Tara Moss: Mum-To-Be

Welcome to the haunted tearoom,” says Tara Moss, showing WHO into a living area that could double as a quirky antiques shop. Brimming with curios and lined with sepia portraits of mournful-eyed Edwardian newlyweds, the sprawling space is the heart of Moss’s home in the Blue Mountains, west of Sydney.

Outside, an unseasonable summery breeze whips around the 1.2ha property, but Moss warns that at any moment, an eerie mist could descend like a veil of night. “One day, not long after we’d moved in, the mist arrived like whoosh, from the blue sky,” says the author, who bought the house with her husband, fellow writer Berndt Sellheim, a year ago. “It was like there were tumbleweeds of clouds moving across the street — it was magical.”

Making the move from a slick apartment in Sydney’s CBD to the “kooky” former tea-house in the bush sparked a change in direction for the bestselling crime writer. Her latest novel, The Blood Countess (Pan Macmillan, $26.99), harks back to her childhood fascination with Bela Lugosi, The Addams Family and all things supernatural.

“Now, after 11 years of only writing crime novels and doing all that research and forensics, I’m interested in going back to those things that first inspired me,” says Moss, 37, whose floor-length grey cardigan — worn over a royal blue minidress — trails like a cape as she glides over to her gramophone and winds it up, freeing a tinny old melody.

Despite her passion for “adopting” dusty relics from the past — such as the 150-year-old deer heads and 1870s travelling chest adorning the tearoom — these days, she is most excited about the future. “It’s wonderful and we’re darn well ready!” whoops the five-months-pregnant Moss, who wore a scarlet Alex Perry gown to wed Sellheim in an intimate ceremony in Margaret River, WA, last December. After meeting online in 2007, the couple were friends for a year before they began dating. “It’s a joy.”

Following a “hideous” first trimester — “I could only eat stodgy food. I got very worried: you can’t exist on potato alone” — the former model is “full of energy” and thinking about decking out the nursery. “It will be colourful, but a little macabre,” she says, chuckling. “My agent, Selwa Anthony, gave us our first bit of baby clothing and it’s fantastic. It’s a black onesie with spiderwebs all over it, and I said, ‘Oh, I love you, you get me!’ I’m sure people will think we’re odd when we’re getting around with our child in a spiderweb outfit, but everybody does it their way and that may well be our way.”

It will be the right way, says Moss’s friend, author Melinda Hutchings. “I imagine Tara and Berndt’s child will be brought up surrounded by books and poetry by the fireplace, an adorable menagerie, a magical garden for a playground,” she says. “Their child will be completely loved.”

Adds Sellheim, 37: “We’re both ridiculously happy about becoming parents. What new parents aren’t? There is a sense in both our lives at the moment of things coalescing ... through it all, we’re finding an increasing connection with each other.”

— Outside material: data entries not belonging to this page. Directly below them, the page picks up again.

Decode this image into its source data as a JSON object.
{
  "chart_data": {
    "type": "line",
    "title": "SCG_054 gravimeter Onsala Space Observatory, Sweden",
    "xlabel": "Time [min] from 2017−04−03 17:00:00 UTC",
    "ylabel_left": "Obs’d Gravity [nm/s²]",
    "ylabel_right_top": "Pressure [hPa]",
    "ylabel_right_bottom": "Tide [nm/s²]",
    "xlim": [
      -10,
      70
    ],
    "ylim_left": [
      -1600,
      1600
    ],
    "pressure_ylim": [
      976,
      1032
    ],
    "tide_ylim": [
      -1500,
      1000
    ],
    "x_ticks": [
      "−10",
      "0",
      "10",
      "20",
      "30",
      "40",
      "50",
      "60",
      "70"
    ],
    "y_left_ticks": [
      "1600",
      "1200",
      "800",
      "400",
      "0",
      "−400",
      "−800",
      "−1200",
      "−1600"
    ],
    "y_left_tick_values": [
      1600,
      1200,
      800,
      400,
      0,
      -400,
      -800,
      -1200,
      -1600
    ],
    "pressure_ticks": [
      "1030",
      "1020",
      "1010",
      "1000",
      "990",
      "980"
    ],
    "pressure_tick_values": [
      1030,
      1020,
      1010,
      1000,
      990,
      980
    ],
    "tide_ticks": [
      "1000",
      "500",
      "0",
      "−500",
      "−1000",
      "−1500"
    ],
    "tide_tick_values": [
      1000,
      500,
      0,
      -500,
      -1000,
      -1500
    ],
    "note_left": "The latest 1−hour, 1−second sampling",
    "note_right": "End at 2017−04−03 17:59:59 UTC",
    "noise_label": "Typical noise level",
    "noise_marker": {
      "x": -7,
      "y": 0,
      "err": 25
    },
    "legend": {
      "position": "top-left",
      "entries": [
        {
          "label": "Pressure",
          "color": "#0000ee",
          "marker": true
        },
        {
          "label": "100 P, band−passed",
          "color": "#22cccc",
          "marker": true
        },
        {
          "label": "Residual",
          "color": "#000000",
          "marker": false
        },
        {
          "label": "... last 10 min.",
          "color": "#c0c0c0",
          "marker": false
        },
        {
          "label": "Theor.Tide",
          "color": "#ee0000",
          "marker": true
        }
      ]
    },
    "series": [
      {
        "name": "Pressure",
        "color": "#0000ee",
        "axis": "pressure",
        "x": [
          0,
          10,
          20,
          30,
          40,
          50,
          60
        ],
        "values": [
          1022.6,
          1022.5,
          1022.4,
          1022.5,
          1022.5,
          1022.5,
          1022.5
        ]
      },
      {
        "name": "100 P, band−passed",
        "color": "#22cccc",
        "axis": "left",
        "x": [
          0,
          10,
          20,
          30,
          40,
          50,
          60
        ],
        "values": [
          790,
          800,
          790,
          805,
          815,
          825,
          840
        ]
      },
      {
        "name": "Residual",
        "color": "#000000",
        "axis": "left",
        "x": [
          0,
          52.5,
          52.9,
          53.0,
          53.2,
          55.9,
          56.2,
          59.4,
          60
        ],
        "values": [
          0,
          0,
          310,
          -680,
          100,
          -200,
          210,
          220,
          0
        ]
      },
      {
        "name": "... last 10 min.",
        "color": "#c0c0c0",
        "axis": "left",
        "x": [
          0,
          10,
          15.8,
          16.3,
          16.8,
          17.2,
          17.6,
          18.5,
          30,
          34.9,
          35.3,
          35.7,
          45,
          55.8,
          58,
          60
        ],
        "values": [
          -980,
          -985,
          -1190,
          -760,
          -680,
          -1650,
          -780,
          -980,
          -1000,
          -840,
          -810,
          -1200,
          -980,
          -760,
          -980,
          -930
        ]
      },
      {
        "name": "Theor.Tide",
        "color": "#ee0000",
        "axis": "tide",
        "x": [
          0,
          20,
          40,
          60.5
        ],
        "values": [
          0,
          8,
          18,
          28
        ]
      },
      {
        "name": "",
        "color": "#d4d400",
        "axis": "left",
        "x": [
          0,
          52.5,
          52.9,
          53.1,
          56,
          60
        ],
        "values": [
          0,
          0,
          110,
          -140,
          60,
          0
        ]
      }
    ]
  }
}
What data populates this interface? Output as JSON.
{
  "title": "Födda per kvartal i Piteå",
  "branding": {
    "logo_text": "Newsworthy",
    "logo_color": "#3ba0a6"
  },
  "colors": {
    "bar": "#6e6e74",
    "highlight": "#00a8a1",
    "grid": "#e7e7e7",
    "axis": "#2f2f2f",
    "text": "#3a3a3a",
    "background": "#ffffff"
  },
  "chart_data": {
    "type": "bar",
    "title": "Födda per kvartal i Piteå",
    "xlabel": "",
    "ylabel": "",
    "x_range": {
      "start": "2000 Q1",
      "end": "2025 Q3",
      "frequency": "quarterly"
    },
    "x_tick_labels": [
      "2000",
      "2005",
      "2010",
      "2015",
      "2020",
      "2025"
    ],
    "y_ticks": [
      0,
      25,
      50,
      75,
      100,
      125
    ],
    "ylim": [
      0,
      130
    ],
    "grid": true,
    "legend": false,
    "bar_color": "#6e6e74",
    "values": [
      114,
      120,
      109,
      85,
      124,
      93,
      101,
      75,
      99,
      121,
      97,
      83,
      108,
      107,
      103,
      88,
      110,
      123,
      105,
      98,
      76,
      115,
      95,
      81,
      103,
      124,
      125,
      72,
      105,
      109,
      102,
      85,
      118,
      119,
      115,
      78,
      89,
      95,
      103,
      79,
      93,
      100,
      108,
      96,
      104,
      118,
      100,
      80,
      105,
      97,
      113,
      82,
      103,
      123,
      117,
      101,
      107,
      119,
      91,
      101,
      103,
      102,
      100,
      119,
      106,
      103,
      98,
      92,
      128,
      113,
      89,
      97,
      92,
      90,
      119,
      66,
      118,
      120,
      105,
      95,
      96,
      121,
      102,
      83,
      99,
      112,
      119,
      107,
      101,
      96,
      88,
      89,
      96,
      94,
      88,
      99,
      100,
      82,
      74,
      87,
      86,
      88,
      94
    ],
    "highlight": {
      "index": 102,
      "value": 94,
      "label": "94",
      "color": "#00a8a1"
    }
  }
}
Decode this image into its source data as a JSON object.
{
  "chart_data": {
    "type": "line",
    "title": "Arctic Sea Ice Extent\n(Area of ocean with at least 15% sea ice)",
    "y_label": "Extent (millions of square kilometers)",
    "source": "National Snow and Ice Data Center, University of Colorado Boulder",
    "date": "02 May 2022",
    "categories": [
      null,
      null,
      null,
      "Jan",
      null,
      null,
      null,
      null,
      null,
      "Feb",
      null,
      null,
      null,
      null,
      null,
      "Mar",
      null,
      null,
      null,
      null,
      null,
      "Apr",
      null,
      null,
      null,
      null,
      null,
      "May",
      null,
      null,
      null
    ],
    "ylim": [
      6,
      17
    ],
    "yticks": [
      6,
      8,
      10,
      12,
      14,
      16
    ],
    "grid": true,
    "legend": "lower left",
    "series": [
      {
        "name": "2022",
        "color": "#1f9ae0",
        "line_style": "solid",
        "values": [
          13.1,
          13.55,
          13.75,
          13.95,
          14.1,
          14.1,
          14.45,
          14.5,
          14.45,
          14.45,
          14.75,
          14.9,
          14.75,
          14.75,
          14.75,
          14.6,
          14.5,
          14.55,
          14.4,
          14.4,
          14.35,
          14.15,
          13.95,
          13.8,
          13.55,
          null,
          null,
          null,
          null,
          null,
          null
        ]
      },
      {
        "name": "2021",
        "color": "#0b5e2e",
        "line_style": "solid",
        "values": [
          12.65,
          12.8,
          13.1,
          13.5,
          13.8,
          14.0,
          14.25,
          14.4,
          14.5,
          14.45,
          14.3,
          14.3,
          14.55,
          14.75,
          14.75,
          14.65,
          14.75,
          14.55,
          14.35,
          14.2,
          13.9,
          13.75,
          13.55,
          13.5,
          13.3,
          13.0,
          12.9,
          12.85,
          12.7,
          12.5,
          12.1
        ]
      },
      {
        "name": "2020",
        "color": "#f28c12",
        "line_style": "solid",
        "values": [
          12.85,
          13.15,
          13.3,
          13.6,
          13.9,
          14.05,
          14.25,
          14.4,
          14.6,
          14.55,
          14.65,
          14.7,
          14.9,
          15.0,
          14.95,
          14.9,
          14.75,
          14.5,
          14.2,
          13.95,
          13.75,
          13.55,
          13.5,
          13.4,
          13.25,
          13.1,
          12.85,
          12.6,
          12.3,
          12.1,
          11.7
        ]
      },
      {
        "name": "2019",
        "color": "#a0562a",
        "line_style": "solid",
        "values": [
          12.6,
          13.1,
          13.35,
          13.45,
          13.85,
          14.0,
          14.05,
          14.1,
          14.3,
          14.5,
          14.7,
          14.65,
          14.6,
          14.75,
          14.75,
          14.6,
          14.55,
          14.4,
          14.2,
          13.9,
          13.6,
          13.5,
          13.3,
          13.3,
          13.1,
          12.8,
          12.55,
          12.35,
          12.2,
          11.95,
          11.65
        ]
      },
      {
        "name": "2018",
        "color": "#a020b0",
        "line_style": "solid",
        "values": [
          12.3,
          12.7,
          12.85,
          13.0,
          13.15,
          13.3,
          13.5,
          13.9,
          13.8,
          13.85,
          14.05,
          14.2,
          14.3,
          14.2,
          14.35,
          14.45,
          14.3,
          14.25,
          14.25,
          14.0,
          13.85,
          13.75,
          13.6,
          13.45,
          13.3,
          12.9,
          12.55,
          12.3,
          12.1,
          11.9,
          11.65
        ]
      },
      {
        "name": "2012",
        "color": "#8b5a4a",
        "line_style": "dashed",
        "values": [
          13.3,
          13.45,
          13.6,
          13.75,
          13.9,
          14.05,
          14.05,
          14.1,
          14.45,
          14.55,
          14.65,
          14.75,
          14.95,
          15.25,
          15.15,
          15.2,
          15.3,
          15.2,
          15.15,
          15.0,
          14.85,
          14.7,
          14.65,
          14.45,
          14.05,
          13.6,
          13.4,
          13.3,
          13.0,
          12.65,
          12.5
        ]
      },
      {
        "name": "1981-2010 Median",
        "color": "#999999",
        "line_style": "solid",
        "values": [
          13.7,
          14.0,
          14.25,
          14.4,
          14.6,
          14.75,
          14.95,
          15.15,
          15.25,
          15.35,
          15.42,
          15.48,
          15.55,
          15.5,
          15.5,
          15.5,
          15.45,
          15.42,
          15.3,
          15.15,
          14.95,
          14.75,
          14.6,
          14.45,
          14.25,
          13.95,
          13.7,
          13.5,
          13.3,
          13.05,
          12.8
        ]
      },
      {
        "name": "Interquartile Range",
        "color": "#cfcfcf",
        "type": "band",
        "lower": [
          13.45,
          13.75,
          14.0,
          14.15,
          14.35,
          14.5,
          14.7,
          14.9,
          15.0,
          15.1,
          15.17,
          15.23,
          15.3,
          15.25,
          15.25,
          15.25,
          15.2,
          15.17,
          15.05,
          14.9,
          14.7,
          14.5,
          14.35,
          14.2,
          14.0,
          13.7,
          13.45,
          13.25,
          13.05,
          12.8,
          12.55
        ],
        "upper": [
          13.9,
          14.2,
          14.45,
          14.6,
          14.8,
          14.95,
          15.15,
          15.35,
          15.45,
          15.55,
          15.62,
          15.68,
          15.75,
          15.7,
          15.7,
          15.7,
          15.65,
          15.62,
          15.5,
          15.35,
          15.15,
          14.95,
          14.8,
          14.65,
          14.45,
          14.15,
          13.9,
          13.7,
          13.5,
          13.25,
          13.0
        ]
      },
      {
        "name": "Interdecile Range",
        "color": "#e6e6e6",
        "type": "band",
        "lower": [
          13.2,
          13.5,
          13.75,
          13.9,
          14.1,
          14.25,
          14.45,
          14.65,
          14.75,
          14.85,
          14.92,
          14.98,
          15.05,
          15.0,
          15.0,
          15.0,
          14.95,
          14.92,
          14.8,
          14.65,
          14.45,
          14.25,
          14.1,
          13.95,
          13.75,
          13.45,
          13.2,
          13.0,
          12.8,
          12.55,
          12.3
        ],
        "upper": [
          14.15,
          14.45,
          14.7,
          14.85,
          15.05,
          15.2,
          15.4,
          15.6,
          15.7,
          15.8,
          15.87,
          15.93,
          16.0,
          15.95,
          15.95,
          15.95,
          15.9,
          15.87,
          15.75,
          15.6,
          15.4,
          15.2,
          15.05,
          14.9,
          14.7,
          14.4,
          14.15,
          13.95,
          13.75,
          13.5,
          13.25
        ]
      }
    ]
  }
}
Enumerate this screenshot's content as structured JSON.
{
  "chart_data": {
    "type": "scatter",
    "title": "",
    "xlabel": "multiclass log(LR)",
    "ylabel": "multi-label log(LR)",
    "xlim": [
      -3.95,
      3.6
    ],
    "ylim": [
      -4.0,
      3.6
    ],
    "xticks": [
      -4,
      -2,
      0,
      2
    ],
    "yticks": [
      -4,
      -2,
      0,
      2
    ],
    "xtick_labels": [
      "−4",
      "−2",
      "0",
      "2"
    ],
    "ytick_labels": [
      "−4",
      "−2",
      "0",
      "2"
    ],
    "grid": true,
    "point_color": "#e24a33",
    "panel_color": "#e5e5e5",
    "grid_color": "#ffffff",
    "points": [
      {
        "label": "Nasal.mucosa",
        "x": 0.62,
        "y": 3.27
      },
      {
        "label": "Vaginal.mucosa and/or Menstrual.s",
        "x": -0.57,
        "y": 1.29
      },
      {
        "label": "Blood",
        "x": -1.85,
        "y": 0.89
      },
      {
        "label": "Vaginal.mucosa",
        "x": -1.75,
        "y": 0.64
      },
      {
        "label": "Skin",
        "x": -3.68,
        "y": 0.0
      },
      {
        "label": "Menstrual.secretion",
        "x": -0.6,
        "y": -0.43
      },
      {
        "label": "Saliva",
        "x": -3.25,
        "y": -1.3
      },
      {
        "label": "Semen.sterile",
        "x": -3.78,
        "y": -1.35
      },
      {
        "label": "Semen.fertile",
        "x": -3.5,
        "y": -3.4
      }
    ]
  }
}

“We couldn’t have been more fortunate in finding this place that we can live in, and this life that we have,” says Moss, who grew up penning scary stories on Vancouver Island, the younger of Bob and the late Janni’s two children. “We’ll juggle parenthood as best we can — people have been doing
it for centuries.”

She’s been choked unconscious and set on fire — in the name of research — but Moss acknowledges that it might be time to rein in the daredevil within. For one, she’s putting her plan to earn her wings on hold: “I have a dream that when we’re 50, Berndt and I will have our pilot’s licences and a plane full of kids and we’ll traverse the world.”

"Like Brangelina, perhaps? Her throaty laugh echoes in the haunted tearoom: “They’re rich and famous, and we’re just a couple of daggy writers living in the mountains.”